Another turbulent week, yet there’s a sense too we are on the cusp of a great breakthrough, of landmark progress. There is a mood for change.
With VAR installed, and Kelechi Iheanacho awarded a goal by the machines, we must seize the moment. We cannot afford to take a step back now in the drive for a utopia of engineered fairness and accountability.
We cannot settle for penalty box justice. Offside might be sorted, but we must demand full transparency away from the field of play too. We urgently need to see every single thing from all angles. We cannot waste this momentum in the war on ‘controvassy’.
The big idea dawned watching an Instagram video of Paul Pogba and Jesse Lingard try out a new ‘handshake’ after Manchester United training this week, in a display of industrial strength bantz.
This after Mesut Ozil’s Twitter feed had disgorged footage of the midfield powerhouse managing four pull-ups in the gym, underlining his commitment to the Arsenal cause.
Push yourself because no one else is going to do it for you. pic.twitter.com/xdW5y6VVxN— Mesut Özil (@MesutOzil1088) January 18, 2018
At once, the solution to clear up more or less all our outrages was blindingly obvious. All these guys should be on camera all the time. And we must be able to pass judgment on their every waking moment.
To get the ball rolling on full transparency, American writer Dave Eggers actually had the big idea first, for his 2013 novel The Circle, adapted for last year’s poorly-received movie starring Tom Hanks and Emma Watson.
In Eggers’ only slightly dystopian world, ruled by social media approval, politicians assert their incorruptibility by wearing cameras 24/7, broadcasting their lives for open judgment.
The motto is: “All that happens must be known.”
It’s hard to see it taking off among the real world politicians, with the lack of anything compelling to show as likely a deterrent as the existence of something to hide.
But in an environment such as sport, with real impact on our everyday lives, this is now a must. Every known issue can be solved instantly.
The doping problem — gone. Round-the-clock surveillance of everything an athlete ingests can replace testing altogether. And if you want a TUE or inhaler, convince us by coughing all day.
Match-fixing, bribery, irregular betting patterns — all taken care of.
Our always-on moral watchdog will ensure there is no more tapping up, no illegal approaches.
Have any concerns whether your international manager is fully committed to the nation? Don’t wait for a hostage-style video from your association, check if he’s at home scouring footage of granny-rule prospects, or out dining with Premier League chairmen.
Fear your star man’s attitude has split the dressing room? You’ll no longer have to psychoanalyse goal celebrations or wait for the post-match selfies to be socialised.
Not sure if a project player South African is Irish enough? Track him by the pool in summer to see if he asks fellow holiday-makers ‘what county man are you?’
Sceptical whether an inter-county player really got into primary school teaching for the right reasons? Tune in every morning to see how his junior infants are grasping Jolly Phonics.

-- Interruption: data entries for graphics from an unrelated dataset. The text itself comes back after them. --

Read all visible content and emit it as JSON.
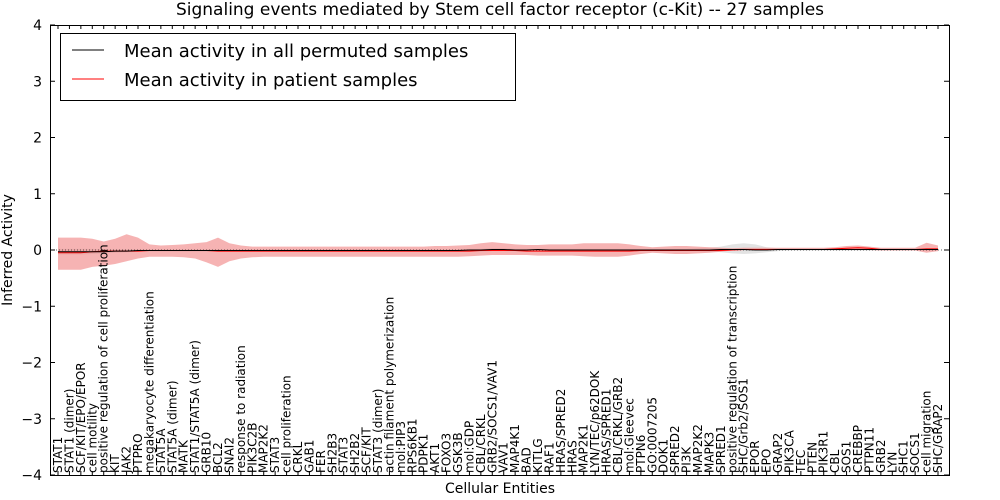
{
  "chart_data": {
    "type": "area",
    "title": "Signaling events mediated by Stem cell factor receptor (c-Kit) -- 27 samples",
    "xlabel": "Cellular Entities",
    "ylabel": "Inferred Activity",
    "ylim": [
      -4,
      4
    ],
    "yticks": [
      -4,
      -3,
      -2,
      -1,
      0,
      1,
      2,
      3,
      4
    ],
    "ytick_labels": [
      "−4",
      "−3",
      "−2",
      "−1",
      "0",
      "1",
      "2",
      "3",
      "4"
    ],
    "grid": false,
    "legend_position": "top-left",
    "categories": [
      "STAT1",
      "STAT1 (dimer)",
      "SCF/KIT/EPO/EPOR",
      "cell motility",
      "positive regulation of cell proliferation",
      "KIT",
      "JAK2",
      "PTPRO",
      "megakaryocyte differentiation",
      "STAT5A",
      "STAT5A (dimer)",
      "MATK",
      "STAT1/STAT5A (dimer)",
      "GRB10",
      "BCL2",
      "SNAI2",
      "response to radiation",
      "PIK3C2B",
      "MAP2K2",
      "STAT3",
      "cell proliferation",
      "CRKL",
      "GAB1",
      "FER",
      "SH2B3",
      "STAT3",
      "SH2B2",
      "SCF/KIT",
      "STAT3 (dimer)",
      "actin filament polymerization",
      "mol:PIP3",
      "RPS6KB1",
      "PDPK1",
      "AKT1",
      "FOXO3",
      "GSK3B",
      "mol:GDP",
      "CBL/CRKL",
      "GRB2/SOCS1/VAV1",
      "VAV1",
      "MAP4K1",
      "BAD",
      "KITLG",
      "RAF1",
      "HRAS/SPRED2",
      "HRAS",
      "MAP2K1",
      "LYN/TEC/p62DOK",
      "HRAS/SPRED1",
      "CBL/CRKL/GRB2",
      "mol:Gleevec",
      "PTPN6",
      "GO:0007205",
      "DOK1",
      "SPRED2",
      "PI3K",
      "MAP2K2",
      "MAPK3",
      "SPRED1",
      "positive regulation of transcription",
      "SHC/Grb2/SOS1",
      "EPOR",
      "EPO",
      "GRAP2",
      "PIK3CA",
      "TEC",
      "PTEN",
      "PIK3R1",
      "CBL",
      "SOS1",
      "CREBBP",
      "PTPN11",
      "GRB2",
      "LYN",
      "SHC1",
      "SOCS1",
      "cell migration",
      "SHC/GRAP2"
    ],
    "series": [
      {
        "name": "Mean activity in all permuted samples",
        "color": "#000000",
        "values": [
          -0.03,
          -0.03,
          -0.03,
          -0.03,
          -0.03,
          -0.02,
          -0.02,
          -0.01,
          -0.01,
          -0.01,
          -0.01,
          -0.01,
          -0.01,
          -0.01,
          -0.01,
          -0.01,
          -0.01,
          -0.01,
          -0.01,
          -0.01,
          -0.01,
          -0.01,
          -0.01,
          -0.01,
          -0.01,
          -0.01,
          -0.01,
          -0.01,
          -0.01,
          -0.01,
          -0.01,
          -0.01,
          -0.01,
          -0.01,
          -0.01,
          -0.01,
          0.0,
          0.0,
          0.01,
          0.01,
          0.0,
          0.0,
          0.01,
          0.0,
          0.0,
          0.0,
          0.0,
          0.0,
          0.0,
          0.0,
          0.0,
          0.0,
          0.0,
          0.0,
          0.0,
          0.0,
          0.0,
          0.0,
          0.01,
          0.01,
          0.01,
          0.0,
          0.0,
          0.01,
          0.01,
          0.01,
          0.01,
          0.01,
          0.01,
          0.01,
          0.01,
          0.01,
          0.01,
          0.01,
          0.01,
          0.01,
          0.01,
          0.01
        ],
        "band_lower": [
          -0.08,
          -0.08,
          -0.08,
          -0.07,
          -0.06,
          -0.05,
          -0.04,
          -0.03,
          -0.03,
          -0.03,
          -0.03,
          -0.03,
          -0.03,
          -0.03,
          -0.03,
          -0.03,
          -0.03,
          -0.03,
          -0.03,
          -0.03,
          -0.03,
          -0.03,
          -0.03,
          -0.03,
          -0.03,
          -0.03,
          -0.03,
          -0.03,
          -0.03,
          -0.03,
          -0.03,
          -0.03,
          -0.03,
          -0.03,
          -0.03,
          -0.03,
          -0.03,
          -0.03,
          -0.02,
          -0.02,
          -0.02,
          -0.02,
          -0.02,
          -0.02,
          -0.02,
          -0.02,
          -0.02,
          -0.02,
          -0.02,
          -0.02,
          -0.02,
          -0.02,
          -0.02,
          -0.02,
          -0.02,
          -0.02,
          -0.02,
          -0.03,
          -0.04,
          -0.06,
          -0.07,
          -0.06,
          -0.04,
          -0.02,
          -0.01,
          -0.01,
          -0.01,
          -0.01,
          -0.01,
          -0.01,
          -0.01,
          -0.01,
          -0.01,
          -0.01,
          -0.01,
          -0.01,
          -0.01,
          -0.01
        ],
        "band_upper": [
          0.02,
          0.02,
          0.02,
          0.02,
          0.01,
          0.01,
          0.01,
          0.01,
          0.01,
          0.01,
          0.01,
          0.01,
          0.01,
          0.01,
          0.01,
          0.01,
          0.01,
          0.01,
          0.01,
          0.01,
          0.01,
          0.01,
          0.01,
          0.01,
          0.01,
          0.01,
          0.01,
          0.01,
          0.01,
          0.01,
          0.01,
          0.01,
          0.01,
          0.01,
          0.01,
          0.01,
          0.02,
          0.02,
          0.03,
          0.03,
          0.02,
          0.02,
          0.02,
          0.02,
          0.02,
          0.02,
          0.02,
          0.02,
          0.02,
          0.02,
          0.02,
          0.02,
          0.02,
          0.02,
          0.02,
          0.02,
          0.03,
          0.04,
          0.06,
          0.1,
          0.12,
          0.1,
          0.05,
          0.03,
          0.03,
          0.03,
          0.03,
          0.03,
          0.03,
          0.03,
          0.03,
          0.03,
          0.03,
          0.03,
          0.03,
          0.03,
          0.03,
          0.03
        ]
      },
      {
        "name": "Mean activity in patient samples",
        "color": "#ff0000",
        "values": [
          -0.05,
          -0.05,
          -0.05,
          -0.03,
          -0.02,
          -0.02,
          -0.02,
          -0.02,
          -0.01,
          -0.01,
          -0.01,
          -0.01,
          -0.01,
          -0.01,
          -0.02,
          -0.02,
          -0.02,
          -0.02,
          -0.02,
          -0.02,
          -0.02,
          -0.02,
          -0.02,
          -0.02,
          -0.02,
          -0.02,
          -0.02,
          -0.02,
          -0.02,
          -0.02,
          -0.02,
          -0.02,
          -0.02,
          -0.02,
          -0.02,
          -0.02,
          -0.02,
          -0.01,
          -0.01,
          -0.01,
          -0.01,
          -0.02,
          -0.02,
          -0.02,
          -0.02,
          -0.02,
          -0.02,
          -0.02,
          -0.02,
          -0.02,
          -0.02,
          -0.01,
          -0.01,
          -0.01,
          -0.01,
          -0.01,
          -0.01,
          -0.01,
          -0.01,
          0.0,
          0.01,
          0.01,
          0.01,
          0.01,
          0.01,
          0.01,
          0.01,
          0.01,
          0.02,
          0.03,
          0.04,
          0.03,
          0.01,
          0.01,
          0.01,
          0.01,
          0.02,
          0.02
        ],
        "band_lower": [
          -0.35,
          -0.35,
          -0.35,
          -0.3,
          -0.28,
          -0.25,
          -0.2,
          -0.15,
          -0.12,
          -0.12,
          -0.12,
          -0.13,
          -0.15,
          -0.22,
          -0.3,
          -0.2,
          -0.15,
          -0.13,
          -0.12,
          -0.12,
          -0.12,
          -0.12,
          -0.12,
          -0.12,
          -0.12,
          -0.12,
          -0.12,
          -0.12,
          -0.12,
          -0.12,
          -0.12,
          -0.12,
          -0.12,
          -0.12,
          -0.12,
          -0.12,
          -0.11,
          -0.1,
          -0.09,
          -0.09,
          -0.09,
          -0.09,
          -0.1,
          -0.1,
          -0.1,
          -0.1,
          -0.11,
          -0.12,
          -0.12,
          -0.12,
          -0.1,
          -0.07,
          -0.05,
          -0.06,
          -0.07,
          -0.07,
          -0.06,
          -0.05,
          -0.03,
          -0.01,
          0.0,
          0.0,
          0.0,
          0.0,
          0.0,
          0.0,
          0.0,
          0.0,
          0.0,
          0.0,
          0.0,
          0.0,
          -0.01,
          -0.01,
          -0.01,
          -0.01,
          -0.05,
          -0.02
        ],
        "band_upper": [
          0.22,
          0.22,
          0.22,
          0.2,
          0.15,
          0.2,
          0.28,
          0.22,
          0.1,
          0.08,
          0.09,
          0.1,
          0.12,
          0.14,
          0.22,
          0.12,
          0.08,
          0.06,
          0.06,
          0.06,
          0.06,
          0.06,
          0.06,
          0.06,
          0.06,
          0.06,
          0.06,
          0.06,
          0.06,
          0.06,
          0.06,
          0.06,
          0.06,
          0.07,
          0.07,
          0.08,
          0.09,
          0.12,
          0.14,
          0.12,
          0.1,
          0.09,
          0.09,
          0.1,
          0.1,
          0.1,
          0.12,
          0.12,
          0.12,
          0.12,
          0.1,
          0.07,
          0.05,
          0.06,
          0.07,
          0.07,
          0.06,
          0.05,
          0.04,
          0.03,
          0.04,
          0.04,
          0.04,
          0.04,
          0.04,
          0.04,
          0.04,
          0.04,
          0.05,
          0.07,
          0.08,
          0.06,
          0.04,
          0.04,
          0.04,
          0.04,
          0.13,
          0.08
        ]
      }
    ],
    "legend": [
      "Mean activity in all permuted samples",
      "Mean activity in patient samples"
    ]
  }
}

All the burning issues can be put to bed, even if players (and playas) are allowed scramble their feeds at bedtime for a little privacy. Though the other motto in The Circle was ‘privacy is theft’.
Would there be resistance to LifeVAR? Who cares? We cannot stand in the way of progress.
In any case, the likes of Pogs and Lings will surely welcome extended screentime for their stylings.
As for the inter-county lads, already willing to give up work, life, love and whatever else, just file this too under The Sacrifices and The Demands.
All that’s left to be decided is who should do the monitoring. Have we the manpower to put LifeVAR in place for every single athlete?
There may be no need. We are moving away anyway from the quaint old-fashioned concepts that have failed us; things like a justice system and due process.
Why not simply let social media opinion decide if a player has brought the game into disrepute? Outrage can be our guide. If footage of an offence trends, the athlete is banned.
If we do want to appoint an expert panel of officials to adjudicate on certain transgressions, clearly safeguards must be put in place.
We are already seeing, with football, how the ability to watch everything, from every angle, is no guarantee an official will see what Alan Shearer sees.
So at all times a second LifeVAR should observe the appointed LifeVAR, to be sure to be sure. An outrage safety valve.
We will certainly need an overarching ethics committee too, to adjudicate on those grey areas that humble rules and regulations can’t adequately police. To ensure we are on brand.
Say an athlete has already served a suspension, but we are not certain he is sorry enough, or whether he has learned his lesson.
The sporting guardians, sitting weekly on high moral ground, will make those big calls.
Need you ask who should sit on that panel?
Only one minor snag: will journalists still exist, with so little controvassy left to talk about?